I'VE GIVEN little space to the two books under review, but not because they're unworthy. "It Ain't Necessarily So" is an impressive piece of media criticism, more serious-minded and rigorous than sloppy and alarmist reporting on science deserves, and surprisingly readable. The sins of the press are basic: ignorance, sloth, hype, ideology. Reporters frequently don't understand important scientific distinctions such as that between correlation and causation. They're inclined to report on a study based on a sensationalized press release, not the study itself. They turn ambiguous findings into "possible links" between, say, bug spray and Parkinson's disease. They let a preconceived idea, or template, determine the story. "If the template is that infectious diseases, sexual assaults, and mortgage discrimination each pose severe (and possibly worsening) problems, evidence to the contrary will often be ignored or rejected," the authors write.
"It Ain't Necessarily So" recounts dozens of examples of atrocious science reporting, but one stands out. That was the New York Times piece in 1995 on "whether the planned underground dump for the nation's high-level atomic wastes in Nevada might erupt in a nuclear explosion, scattering radioactivity to the winds or into ground water or both." The story got front-page treatment, though it was merely the theory of two scientists and any explosion would be thousands of years in the future. Their theory hadn't been peer-reviewed, but when it was, it was dismissed. The two studies that rejected the theory got no coverage in the Times. The more you read about the state of science reporting in "It Ain't Necessarily So," you're not surprised that the press hyped and mangled the anthrax story.
But you'd never have guessed from "Bias" (written months before September11) that Dan Rather would emerge as the war on terrorism's leading media supporter. Nonetheless, Goldberg tells an engrossing story about his twenty-eight years at CBS, his clash with Rather over liberal bias, and his take on liberal news coverage in general. He was a top-flight correspondent and Rather favorite until February 1996, when he wrote an op-ed in the Wall Street Journal about liberal bias, particularly at CBS. "You can talk freely about many things when you work for the big network news operations, but liberal bias is not one of them," Goldberg notes. After the article, his career at CBS was stymied and he left the network in 2000. Goldberg tells plenty of CBS tales out of school (Rather's down-home quips are scripted, he observes, and CBS News boss Andrew Heyward privately agreed about liberal bias). In the end, he's pessimistic about erasing bias. "They continue to slant the news and then deny they're doing it," Goldberg says. "They just don't understand."
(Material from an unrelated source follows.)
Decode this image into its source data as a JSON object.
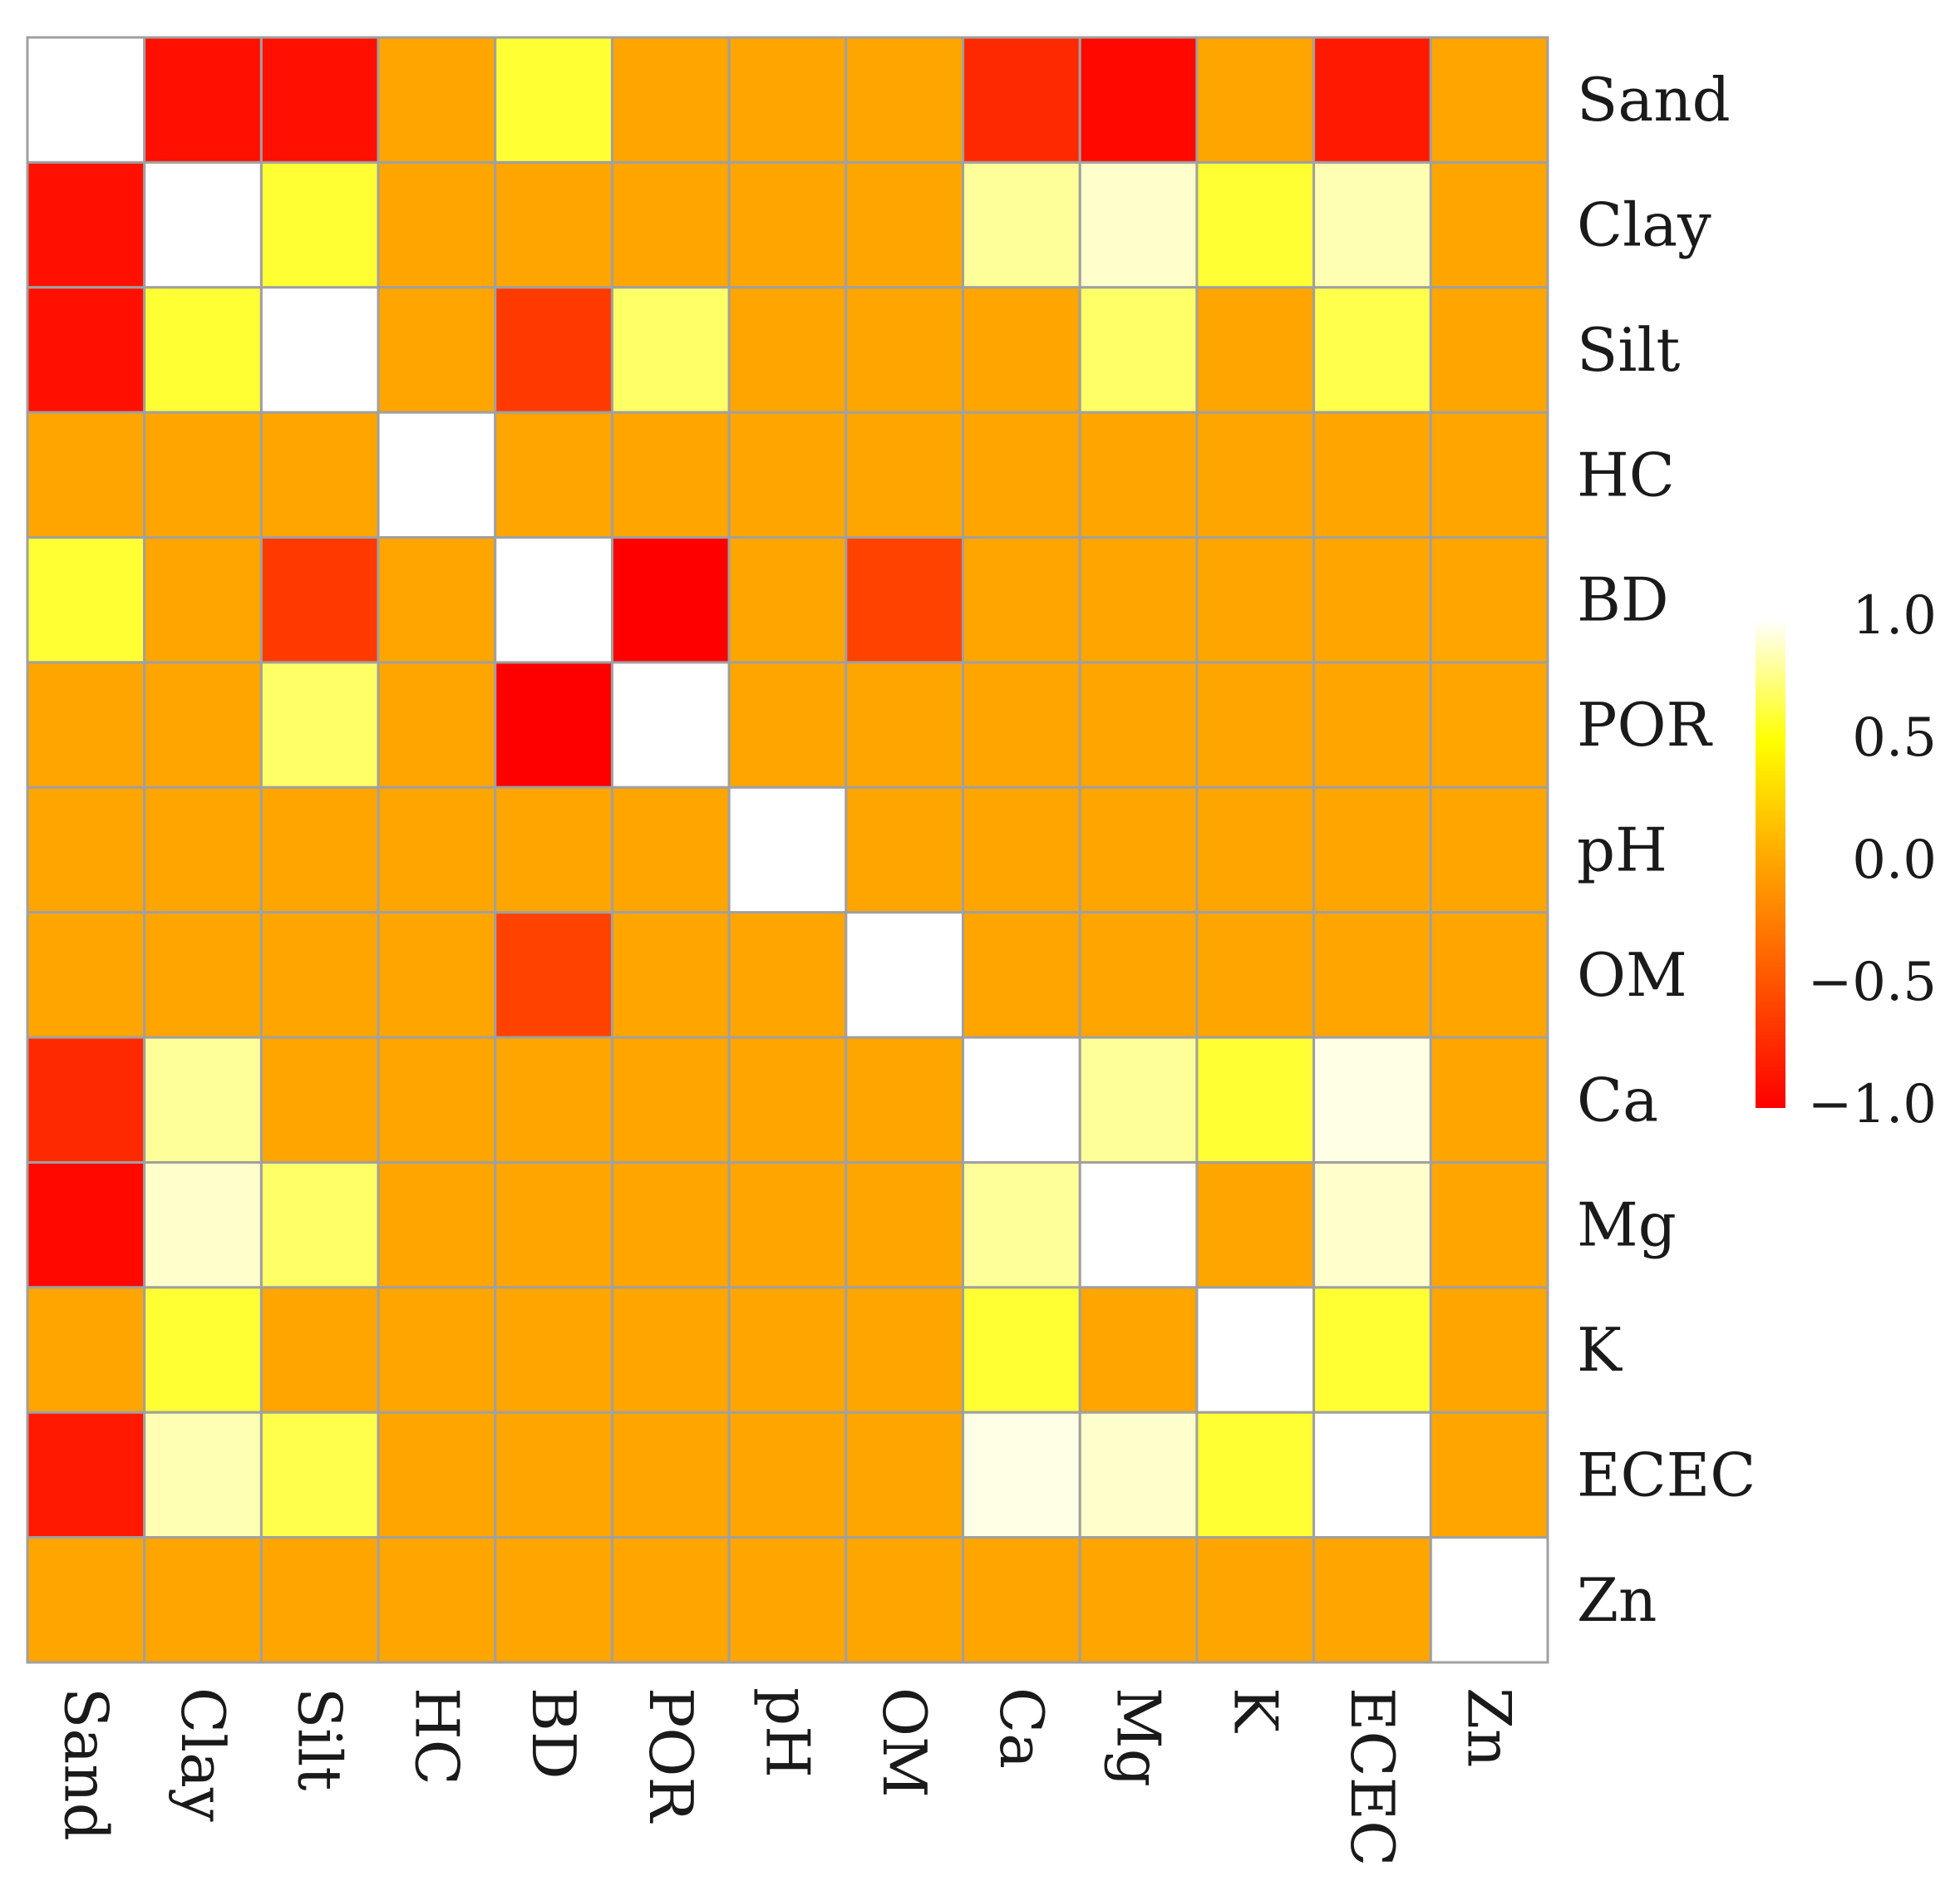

Even so, Dan Rather's metamorphosis seems real, if perhaps temporary. The scourge of liberal bias, Brent Baker of the Media Research Center, is persuaded. "He's not the Rather of the past," he says. In fact, Baker has kind words for most of CBS's war coverage and NBC's too. "There's not much to complain about thematically from a conservative point of view," Baker says. "Certainly the tone of coverage has changed. They're eliminating the spin. They're not trying to impute political motives to everything Bush does or says." All that, just since September 11. If it lasts, people may learn to like the press as much as they like, well, Donald Rumsfeld.
Fred Barnes is executive editor of The Weekly Standard.